The piece requires a large cast, some 26 named roles plus chorus. The Opera Group used some ingenious doublings so that they were able to do the show with 16 adult singers, plus 2 boys. This was something of a community event in that local schools provided the troup of young children and the older youths, many of whom had small roles, and the Lewisham Choral Society provided an off stage chorus which stood in for the stage chorus in the crucial moments in Act 2. The children and youths were a complete delight, and the off-stage singers provided good support at the right moments.

Even without the doublings, Street Scene is an ensemble piece, though Weill is generous with his solo moments it is the ensemble which counts. The piece opens with the neighbours sitting on the steps lamenting the heat and gossiping. It finishes like this as well and the neighbours penchant for gossip (both good and ill natured) is very much the engine for the drama.

Elena Ferrari was thrilling as Anna Maurrant, the married woman whose affair leads to the tragedy where her husband Frank (Geof Dolton) shoots both Anna and her love Steve Sankey (Paul Featherstone). But it is part of Street Scene's genius that there are no heroes or villains; its creators allow us to see both sides. So that whilst Dolton's impressively threatening Frank was unlikeable, we could understand the reasons behind his actions. Ferrari was heartbreaking as a middle aged woman looking for a little tenderness in a grim world.

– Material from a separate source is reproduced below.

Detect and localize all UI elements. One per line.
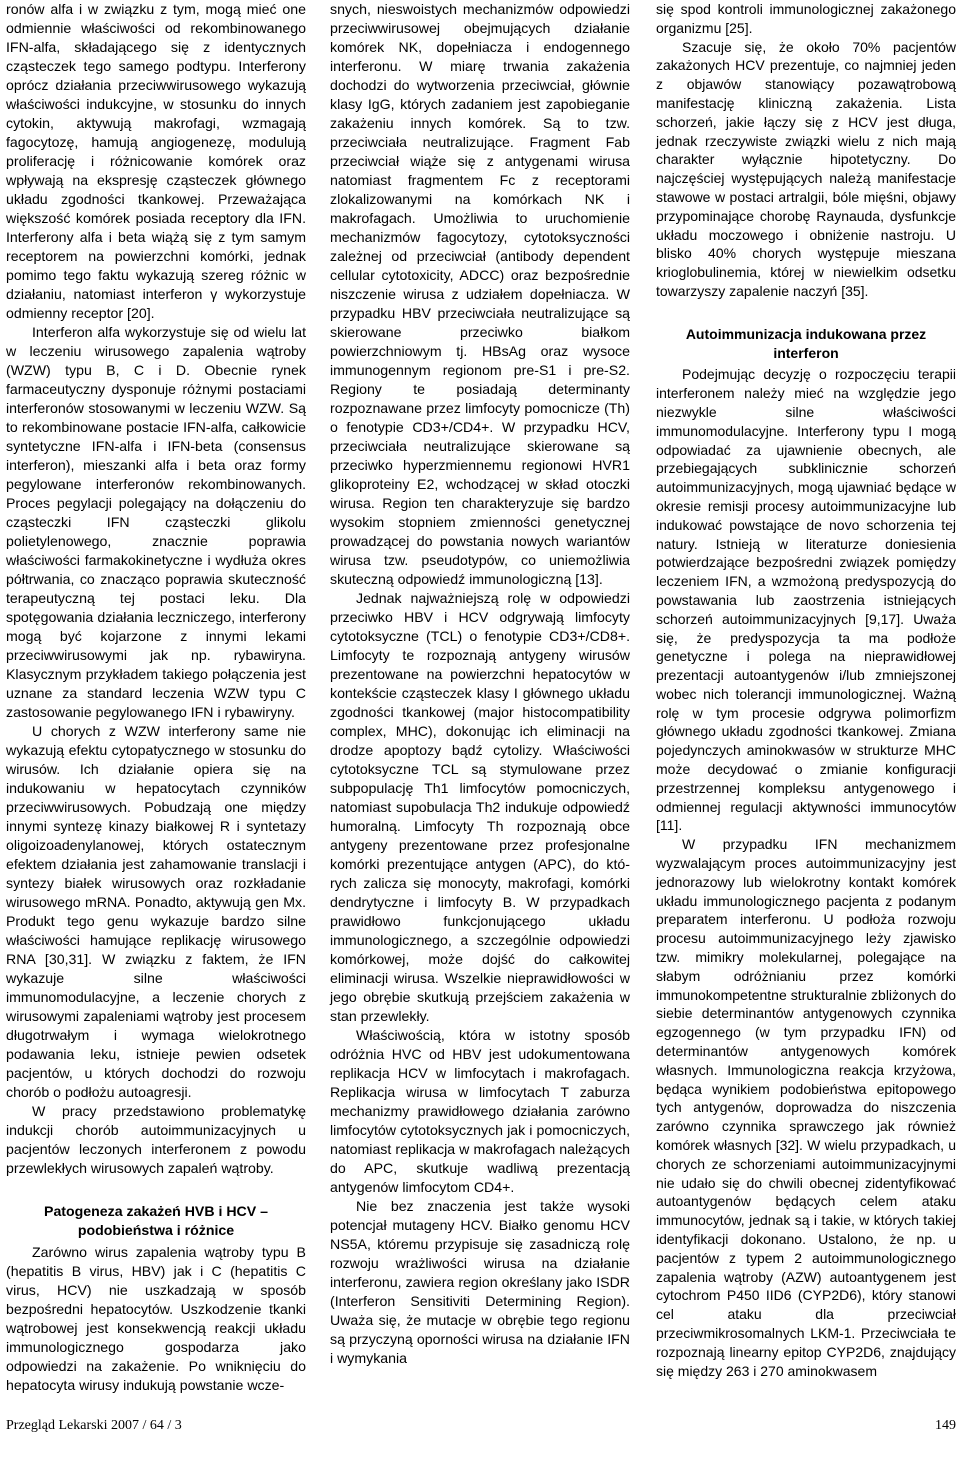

The action takes place agains the constant comins and goings in the tenament with Abraham Kaplan (Paul Featherstone), Lippo Fiorentino (Joseph Shovelton), Gret Fiorentino (Simone Sauphanor), Emma Jones (Charlotte Page), Carl Olsen (Paul Reeves), Olga Olsen (Harriet Williams) and Mrs Hildebrand (Joanna Foote) providing an entertaining, but poignantly dramatic backdrop. John Moabi was Henry Davis, the janitor, but also reappeared as Dick McGann, who had an impressively lively dance number with Mae Jones (Kate Nelson). Daniel Buchanan, the young man who spends most of the opera anticipating the birth of his first baby, was played by Nathan Vale, a tenor who I have only ever heard in Handel.

In parallel to the tragic love-triangle, was the relationship between Sam Kaplan (Paul Curievici) and Rose Maurrant (Susanna Hurrell), hesitantly developing via Weill's haunting setting of Walt Whitman's 'When Lilacs last in the door-yard bloomed. Hurrell was charming and perhaps slightly too cool, but she provided an apt foil for Curievici's deeply intense Sam. Occasionnally Curievici's voice hardened under pressure, but his was a finely taut performance which was ultimately heartbreaking.

Arthur Pita's choregraphy (revived by Yann Seabra), was delightfully inventive. Lacking a chorus or extra dancers, Pita used the cast to provide some well chosen movement evoking the work's Broadway origins.

Initially I thought that perhaps the BBC Concert Orchestra under Keith Lockhart were a little too loud and the cast seem to have trouble projecting both words and music, but things soon settled down and the orchestra provided a lively and at time sensitive accompaniment.

This was an evening which restored my faith in Weill's opera. Fulljames and his hard-working cast gave a rivetting performance which mixed tragedy and comedy in just the right proportions.